Harrow is a walking trauma ... unreliable narrator? Yeah. But in this case so utterly unreliable that she alters our memories of what came before—which, not for nothing, is a BIG swing on Muir's part, and one that she pulls off, not gracefully, but with devastating brute force ... But where Muir takes it is so deliciously bonkers, achingly, heartbreakingly twisted and purposefully broken [the] narrative barely even matters ... It is wickedly challenging to read, deliberately impossible to comprehend in full and, frankly, I still feel like I only got about 80% of what actually happened. But there's just something so gorgeously Baroque about it all. So beautifully, wildly and precariously weird that I couldn't help sliding through page after page ... none of it was clean or easy and none of it...was what I was expecting.

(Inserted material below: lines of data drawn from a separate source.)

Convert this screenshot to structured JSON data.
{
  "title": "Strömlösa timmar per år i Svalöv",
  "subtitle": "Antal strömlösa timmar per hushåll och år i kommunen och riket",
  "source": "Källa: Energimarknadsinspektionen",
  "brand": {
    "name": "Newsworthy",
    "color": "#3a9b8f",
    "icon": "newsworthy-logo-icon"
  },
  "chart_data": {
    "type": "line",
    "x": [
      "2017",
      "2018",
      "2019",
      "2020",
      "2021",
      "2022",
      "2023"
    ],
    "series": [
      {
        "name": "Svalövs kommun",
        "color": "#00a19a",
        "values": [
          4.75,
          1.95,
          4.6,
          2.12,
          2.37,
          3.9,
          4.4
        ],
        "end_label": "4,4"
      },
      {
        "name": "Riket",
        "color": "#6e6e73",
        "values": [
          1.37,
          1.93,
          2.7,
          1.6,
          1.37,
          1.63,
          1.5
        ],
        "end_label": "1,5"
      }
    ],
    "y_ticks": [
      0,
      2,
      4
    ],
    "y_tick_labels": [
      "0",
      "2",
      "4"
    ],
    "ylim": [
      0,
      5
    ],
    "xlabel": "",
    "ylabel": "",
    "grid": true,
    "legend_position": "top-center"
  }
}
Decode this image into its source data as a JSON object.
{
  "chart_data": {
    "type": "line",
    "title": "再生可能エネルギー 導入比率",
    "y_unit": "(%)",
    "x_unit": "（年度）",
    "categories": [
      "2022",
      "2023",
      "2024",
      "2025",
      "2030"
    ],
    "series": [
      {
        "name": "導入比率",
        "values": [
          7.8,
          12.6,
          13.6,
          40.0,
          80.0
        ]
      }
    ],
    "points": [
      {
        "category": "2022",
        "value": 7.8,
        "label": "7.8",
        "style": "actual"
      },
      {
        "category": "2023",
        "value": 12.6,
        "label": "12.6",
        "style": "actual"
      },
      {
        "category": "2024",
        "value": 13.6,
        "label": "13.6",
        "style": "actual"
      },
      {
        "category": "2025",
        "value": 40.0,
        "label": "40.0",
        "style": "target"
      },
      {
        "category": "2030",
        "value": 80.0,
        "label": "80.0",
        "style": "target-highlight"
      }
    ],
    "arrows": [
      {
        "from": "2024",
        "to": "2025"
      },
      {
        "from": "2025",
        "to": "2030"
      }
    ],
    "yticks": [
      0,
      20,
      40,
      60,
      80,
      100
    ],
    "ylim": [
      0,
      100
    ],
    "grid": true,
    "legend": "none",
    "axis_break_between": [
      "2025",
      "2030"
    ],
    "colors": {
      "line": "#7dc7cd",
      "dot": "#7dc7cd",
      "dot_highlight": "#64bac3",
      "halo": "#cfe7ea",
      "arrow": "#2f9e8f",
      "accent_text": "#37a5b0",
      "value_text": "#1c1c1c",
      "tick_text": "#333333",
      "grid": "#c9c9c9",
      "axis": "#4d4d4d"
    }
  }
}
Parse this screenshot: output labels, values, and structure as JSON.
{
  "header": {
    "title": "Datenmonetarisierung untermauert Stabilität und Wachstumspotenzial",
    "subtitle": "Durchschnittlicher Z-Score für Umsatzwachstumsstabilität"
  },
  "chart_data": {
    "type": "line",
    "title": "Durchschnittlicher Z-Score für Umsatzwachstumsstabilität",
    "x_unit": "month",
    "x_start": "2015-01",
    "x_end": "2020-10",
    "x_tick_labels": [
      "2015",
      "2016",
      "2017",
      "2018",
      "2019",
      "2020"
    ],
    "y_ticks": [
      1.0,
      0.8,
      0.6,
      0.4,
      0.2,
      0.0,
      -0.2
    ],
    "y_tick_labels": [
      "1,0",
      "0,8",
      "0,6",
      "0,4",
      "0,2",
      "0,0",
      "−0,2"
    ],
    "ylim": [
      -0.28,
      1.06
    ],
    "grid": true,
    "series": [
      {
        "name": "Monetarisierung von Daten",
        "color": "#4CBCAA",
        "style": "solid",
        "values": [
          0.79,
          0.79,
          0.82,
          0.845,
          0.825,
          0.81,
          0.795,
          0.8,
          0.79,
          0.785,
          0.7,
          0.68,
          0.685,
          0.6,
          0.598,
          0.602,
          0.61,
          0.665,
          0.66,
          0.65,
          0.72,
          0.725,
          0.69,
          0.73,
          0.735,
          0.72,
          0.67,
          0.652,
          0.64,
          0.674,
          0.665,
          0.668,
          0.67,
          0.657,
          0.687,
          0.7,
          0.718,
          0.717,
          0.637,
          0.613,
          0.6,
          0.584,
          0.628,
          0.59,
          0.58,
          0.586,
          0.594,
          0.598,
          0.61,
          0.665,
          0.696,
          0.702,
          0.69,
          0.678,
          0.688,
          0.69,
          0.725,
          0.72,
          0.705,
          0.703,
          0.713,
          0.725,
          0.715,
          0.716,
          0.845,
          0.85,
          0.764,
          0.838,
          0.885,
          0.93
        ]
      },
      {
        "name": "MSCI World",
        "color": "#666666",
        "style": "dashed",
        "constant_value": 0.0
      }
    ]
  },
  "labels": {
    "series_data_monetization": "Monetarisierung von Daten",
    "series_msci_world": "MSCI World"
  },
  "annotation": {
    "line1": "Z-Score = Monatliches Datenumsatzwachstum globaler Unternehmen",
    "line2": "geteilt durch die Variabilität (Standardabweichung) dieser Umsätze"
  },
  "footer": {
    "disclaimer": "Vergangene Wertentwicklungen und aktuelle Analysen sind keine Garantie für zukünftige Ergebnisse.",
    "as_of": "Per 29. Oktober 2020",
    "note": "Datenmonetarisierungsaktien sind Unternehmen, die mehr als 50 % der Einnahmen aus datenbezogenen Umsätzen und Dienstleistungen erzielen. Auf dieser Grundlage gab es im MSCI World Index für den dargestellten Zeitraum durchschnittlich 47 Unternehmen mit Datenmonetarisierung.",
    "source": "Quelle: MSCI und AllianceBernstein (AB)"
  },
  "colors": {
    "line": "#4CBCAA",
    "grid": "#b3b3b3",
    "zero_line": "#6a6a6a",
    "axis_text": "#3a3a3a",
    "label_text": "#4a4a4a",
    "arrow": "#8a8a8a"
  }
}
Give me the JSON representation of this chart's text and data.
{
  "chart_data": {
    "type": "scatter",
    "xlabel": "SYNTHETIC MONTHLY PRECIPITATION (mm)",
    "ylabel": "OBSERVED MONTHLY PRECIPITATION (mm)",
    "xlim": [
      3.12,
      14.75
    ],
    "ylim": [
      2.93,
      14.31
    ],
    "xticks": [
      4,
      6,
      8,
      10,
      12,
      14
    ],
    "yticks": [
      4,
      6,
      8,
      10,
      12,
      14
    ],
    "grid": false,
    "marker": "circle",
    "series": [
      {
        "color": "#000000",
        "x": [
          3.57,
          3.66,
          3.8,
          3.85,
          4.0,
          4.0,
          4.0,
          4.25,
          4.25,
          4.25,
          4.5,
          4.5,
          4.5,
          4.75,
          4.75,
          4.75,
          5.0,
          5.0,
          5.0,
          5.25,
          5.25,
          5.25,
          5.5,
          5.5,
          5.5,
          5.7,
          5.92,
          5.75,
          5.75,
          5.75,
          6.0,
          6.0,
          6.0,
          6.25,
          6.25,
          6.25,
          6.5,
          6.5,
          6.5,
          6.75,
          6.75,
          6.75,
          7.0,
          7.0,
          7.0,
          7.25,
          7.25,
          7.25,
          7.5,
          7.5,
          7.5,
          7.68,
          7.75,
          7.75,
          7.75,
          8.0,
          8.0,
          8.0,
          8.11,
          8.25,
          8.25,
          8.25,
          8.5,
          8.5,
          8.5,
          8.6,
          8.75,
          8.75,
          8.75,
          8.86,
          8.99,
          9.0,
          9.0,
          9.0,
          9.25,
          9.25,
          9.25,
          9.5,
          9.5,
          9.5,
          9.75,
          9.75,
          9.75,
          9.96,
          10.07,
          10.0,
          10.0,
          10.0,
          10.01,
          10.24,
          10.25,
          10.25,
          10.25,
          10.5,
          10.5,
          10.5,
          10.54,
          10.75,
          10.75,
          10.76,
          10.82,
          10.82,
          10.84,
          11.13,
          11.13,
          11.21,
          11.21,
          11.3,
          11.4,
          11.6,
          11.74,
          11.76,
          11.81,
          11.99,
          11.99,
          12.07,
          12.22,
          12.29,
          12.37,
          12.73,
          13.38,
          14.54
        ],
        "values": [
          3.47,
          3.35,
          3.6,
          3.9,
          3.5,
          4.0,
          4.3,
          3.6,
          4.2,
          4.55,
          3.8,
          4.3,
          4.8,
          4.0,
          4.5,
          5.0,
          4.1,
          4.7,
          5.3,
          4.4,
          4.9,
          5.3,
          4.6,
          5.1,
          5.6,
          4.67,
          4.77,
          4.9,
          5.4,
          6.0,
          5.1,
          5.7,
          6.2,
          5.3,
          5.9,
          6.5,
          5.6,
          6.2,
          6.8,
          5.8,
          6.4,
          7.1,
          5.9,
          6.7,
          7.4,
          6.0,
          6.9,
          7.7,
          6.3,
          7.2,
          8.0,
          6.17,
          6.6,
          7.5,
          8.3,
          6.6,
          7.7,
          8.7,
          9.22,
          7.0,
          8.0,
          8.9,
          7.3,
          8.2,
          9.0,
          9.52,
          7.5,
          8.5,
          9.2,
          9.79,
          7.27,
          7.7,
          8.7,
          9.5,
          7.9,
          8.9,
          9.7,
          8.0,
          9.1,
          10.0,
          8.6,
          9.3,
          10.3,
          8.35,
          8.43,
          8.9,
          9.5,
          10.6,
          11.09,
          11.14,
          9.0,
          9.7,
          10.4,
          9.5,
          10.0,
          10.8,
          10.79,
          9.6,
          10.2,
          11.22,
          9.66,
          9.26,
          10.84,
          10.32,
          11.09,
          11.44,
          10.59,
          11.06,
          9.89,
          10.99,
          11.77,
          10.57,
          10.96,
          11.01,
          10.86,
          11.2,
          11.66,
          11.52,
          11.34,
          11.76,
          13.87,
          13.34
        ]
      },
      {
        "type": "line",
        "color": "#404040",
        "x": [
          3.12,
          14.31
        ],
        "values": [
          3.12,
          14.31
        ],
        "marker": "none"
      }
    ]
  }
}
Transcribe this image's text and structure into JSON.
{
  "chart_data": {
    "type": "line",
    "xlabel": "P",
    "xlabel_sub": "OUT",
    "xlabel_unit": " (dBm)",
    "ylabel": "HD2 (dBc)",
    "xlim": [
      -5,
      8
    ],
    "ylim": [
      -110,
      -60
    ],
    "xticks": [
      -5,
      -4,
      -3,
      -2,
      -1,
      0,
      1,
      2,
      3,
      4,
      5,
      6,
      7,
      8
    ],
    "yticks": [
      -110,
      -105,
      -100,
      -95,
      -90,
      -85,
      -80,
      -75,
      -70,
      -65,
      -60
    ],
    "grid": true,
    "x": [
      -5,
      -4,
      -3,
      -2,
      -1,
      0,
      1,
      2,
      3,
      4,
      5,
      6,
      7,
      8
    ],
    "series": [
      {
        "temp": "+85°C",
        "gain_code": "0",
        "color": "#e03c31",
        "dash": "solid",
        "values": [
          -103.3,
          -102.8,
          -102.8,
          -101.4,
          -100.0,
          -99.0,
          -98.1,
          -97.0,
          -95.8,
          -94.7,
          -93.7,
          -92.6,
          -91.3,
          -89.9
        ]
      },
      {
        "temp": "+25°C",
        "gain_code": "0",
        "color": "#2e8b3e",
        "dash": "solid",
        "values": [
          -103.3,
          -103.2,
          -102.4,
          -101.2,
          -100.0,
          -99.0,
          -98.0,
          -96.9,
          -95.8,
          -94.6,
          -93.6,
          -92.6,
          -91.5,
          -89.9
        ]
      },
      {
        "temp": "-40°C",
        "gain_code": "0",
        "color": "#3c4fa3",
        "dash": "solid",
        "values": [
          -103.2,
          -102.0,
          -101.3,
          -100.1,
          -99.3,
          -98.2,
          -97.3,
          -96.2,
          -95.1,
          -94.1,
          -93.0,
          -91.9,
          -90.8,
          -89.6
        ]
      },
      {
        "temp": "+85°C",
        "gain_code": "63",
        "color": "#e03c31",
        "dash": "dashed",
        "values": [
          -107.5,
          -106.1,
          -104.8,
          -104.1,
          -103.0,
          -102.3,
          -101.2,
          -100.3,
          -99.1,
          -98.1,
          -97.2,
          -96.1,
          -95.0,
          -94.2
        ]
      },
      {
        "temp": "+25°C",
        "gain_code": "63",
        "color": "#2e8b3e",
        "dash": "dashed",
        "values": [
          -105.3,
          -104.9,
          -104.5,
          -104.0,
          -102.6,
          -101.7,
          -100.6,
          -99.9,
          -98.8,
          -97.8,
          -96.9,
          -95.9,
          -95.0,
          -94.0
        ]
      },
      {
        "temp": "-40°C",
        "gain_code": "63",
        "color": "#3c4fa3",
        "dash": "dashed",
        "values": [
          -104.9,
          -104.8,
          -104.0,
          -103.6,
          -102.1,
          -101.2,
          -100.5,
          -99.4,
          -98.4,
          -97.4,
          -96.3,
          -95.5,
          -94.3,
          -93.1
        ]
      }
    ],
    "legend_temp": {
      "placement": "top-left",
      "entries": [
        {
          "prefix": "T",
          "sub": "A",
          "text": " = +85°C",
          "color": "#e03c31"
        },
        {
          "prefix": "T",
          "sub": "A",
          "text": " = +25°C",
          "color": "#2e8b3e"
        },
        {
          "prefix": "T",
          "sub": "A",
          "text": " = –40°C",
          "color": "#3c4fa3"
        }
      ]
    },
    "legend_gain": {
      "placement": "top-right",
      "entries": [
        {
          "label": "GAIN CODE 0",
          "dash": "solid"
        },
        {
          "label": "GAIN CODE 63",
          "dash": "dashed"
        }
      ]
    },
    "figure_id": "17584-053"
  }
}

I had no reason to soften my expectations for Harrow the Ninth, because Muir smashes through them with seemingly-effortless, somewhat deranged intensity ... Harrow the Ninth works as an independent novel with a provocative, break-neck plot, but it also serves well as the gripping, rising-action-middle of a larger narrative ... By layering mysteries on top of mysteries on top of immediate threats of violence, all trapped within the contained space of the Mithraeum, Muir drags the reader along at a constant what next, what next? pace ... without a doubt, a powerhouse second book both for Muir and for the Locked Tomb series as a whole. Rather than crumbling under the pressure of the debut, this book doubles down on structural cleverness and total commitment to its (sexy, weird) necromantic aesthetic. I read the damn thing in almost one sitting, then read it again ... it’s gay, it’s rambunctiously violent, and it’s got a real heart beating under all of that.
... a gleeful, genre-bending romp, sliding effortlessly between different modes of horror ... relentlessly funny without ever dropping its core seriousness. Muir has once again distilled several variations on 'frenemy' to fuel a compelling cast, and the novel’s pacing is amazingly controlled given how chaotic the story is—like a building deliberately falling down ... an intricate and deceptive piece of work, refusing a straightforward approach to its outlandish story ... Muir uses this ambitious, convoluted structure, not as an end in itself, but as a sneaky way to build on the fantastic premises of her debut ... Delight is a key virtue of the novel—despite its effective horror, its grim world and gory action, Harrow is a fun, even joyful read ... an astonishing depth of feeling and a perfectly-constructed puzzle box of a plot.